Providence Sacred Heart Medical Center & Children’s Hospital has reduced Cesarean sections in recent years to a level a doctor here says is more acceptable and beneficial for the long-term health of mothers.
Dr. Steven Brisbois, medical director of women’s services at Sacred Heart, says 744 of the babies born at Sacred Heart so far this year, or 28 percent of all births there, were delivered via C-section. That’s down from 974 C-section births, or 34 percent of all births at Sacred Heart, in all of 2010.
Brisbois says the rate of C-section births has been decreasing fairly consistently during the past five years. In 2011, 922 births, or 31 percent of all births in Sacred Heart, were C-sections. The number of C-sections dropped slightly to 877, or 30 percent, in 2012, and then rose slightly to 918—or 31 percent—in 2013, before falling again to 858 C-sections, or 29 percent of all births, last year.
A co-founder of Northwest Ob-Gyn, Brisbois, 69, had delivered more than 3,000 babies before moving into robotic gynecological surgery seven years ago. In 2009, he was named the hospital’s medical director for women services. It was then that he noticed the alarming rise in C-section deliveries at the hospital.
“In 2010, the Cesarean-section rate at Sacred Heart reached an all-time high of 34 percent,” Brisbois says. “That was consistent with the national rate of 36 percent that year. When you did the math, in less than 10 years, Cesarean-sections were going to constitute half of all deliveries.”
It was about that time that medical journals and consumer publications across the U.S. began promoting vaginal birth over the surgical procedure. Brisbois assembled a taskforce of obstetricians to examine why Sacred Heart’s C-sections were at an all-time high and what could be done to reverse the trend.

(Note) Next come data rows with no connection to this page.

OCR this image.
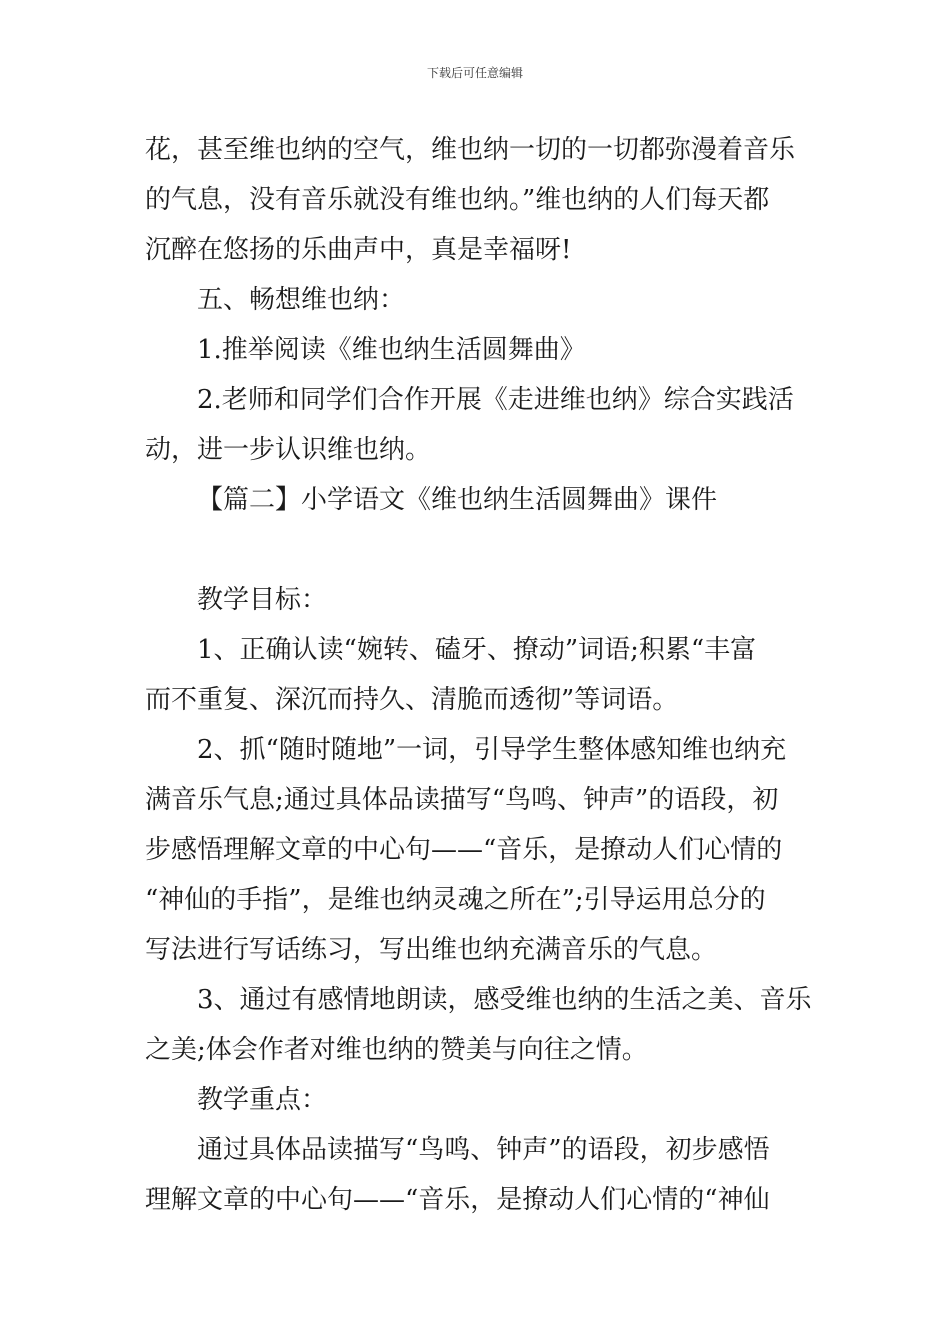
下载后可任意编辑
花，甚至维也纳的空气，维也纳一切的一切都弥漫着音乐
的气息，没有音乐就没有维也纳。”维也纳的人们每天都
沉醉在悠扬的乐曲声中，真是幸福呀!
五、畅想维也纳：
1.推举阅读《维也纳生活圆舞曲》
2.老师和同学们合作开展《走进维也纳》综合实践活
动，进一步认识维也纳。
【篇二】小学语文《维也纳生活圆舞曲》课件
教学目标：
1、正确认读“婉转、磕牙、撩动”词语;积累“丰富
而不重复、深沉而持久、清脆而透彻”等词语。
2、抓“随时随地”一词，引导学生整体感知维也纳充
满音乐气息;通过具体品读描写“鸟鸣、钟声”的语段，初
步感悟理解文章的中心句——“音乐，是撩动人们心情的
“神仙的手指”，是维也纳灵魂之所在”;引导运用总分的
写法进行写话练习，写出维也纳充满音乐的气息。
3、通过有感情地朗读，感受维也纳的生活之美、音乐
之美;体会作者对维也纳的赞美与向往之情。
教学重点：
通过具体品读描写“鸟鸣、钟声”的语段，初步感悟
理解文章的中心句——“音乐，是撩动人们心情的“神仙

C-sections are most commonly performed in one of four scenarios: when a baby is too big to be born vaginally, if the baby is experiencing fetal distress and oxygen to it is compromised, if the baby is in a feet-first breech position rather the normal head-first position, or if there’s more than one baby to deliver.
“So our research revealed that babies weren’t getting bigger, and we weren’t seeing an increase in multiple births, so why was there an increase? A Cesarean-section is a major surgery with a greater risk to the mom. Looking back, we were probably doing C-sections that didn’t need to be done,” Brisbois says.
Though still miniscule in number, he says there has been an increase in the maternal death rate in the U.S. due to hemorrhaging and other complications associated with C-sections.
“First, we were willing to ask tough questions,” says Brisbois, adding, “We had to recognize that maybe we weren’t doing the best job. Second, we instituted a policy to eliminate elective induction of labor in women who were less than 39 weeks pregnant.”
To help babies be born healthier, the American College of Obstetricians and Gynecologists and the Society for Maternal-Fetal Medicine changed the way they defined births after 37 weeks of pregnancy.
The two organizations now define a full-term pregnancy as one that lasts 39 weeks to 40 weeks and six days. In the past, a pregnancy that lasted from 37 to 42 weeks was called a term pregnancy. Doctors once thought this five-week period was a safe time for most babies to be born.
Third, Brisbois says Sacred Heart also began publishing in-house the C-section rates of obstetricians.
“I wanted the doctors to see and compare their own data,” Brisbois says. “It started a dialogue and got the doctors talking and thinking about their practice. That one action caused significant change and got the momentum going.”
At Providence Holy Family Hospital, on Spokane’s North Side, Brisbois says 22 percent of all deliveries are C-Section.
“Sacred Heart is always going to perform more C-sections. We can’t, and don’t want to get to that 22 percent number, because of all the high-risk patients we see,” Brisbois says.
“What is the correct C-section rate? No one really knows the answer. For us, though, I don’t think getting much lower than 28 percent is going to be beneficial for our patients,” he says.
He says he is pleased with the way doctors here adjusted to the change in perception about C-sections.
“And now what really has happened is the culture has changed; we established a new norm,” Brisbois says.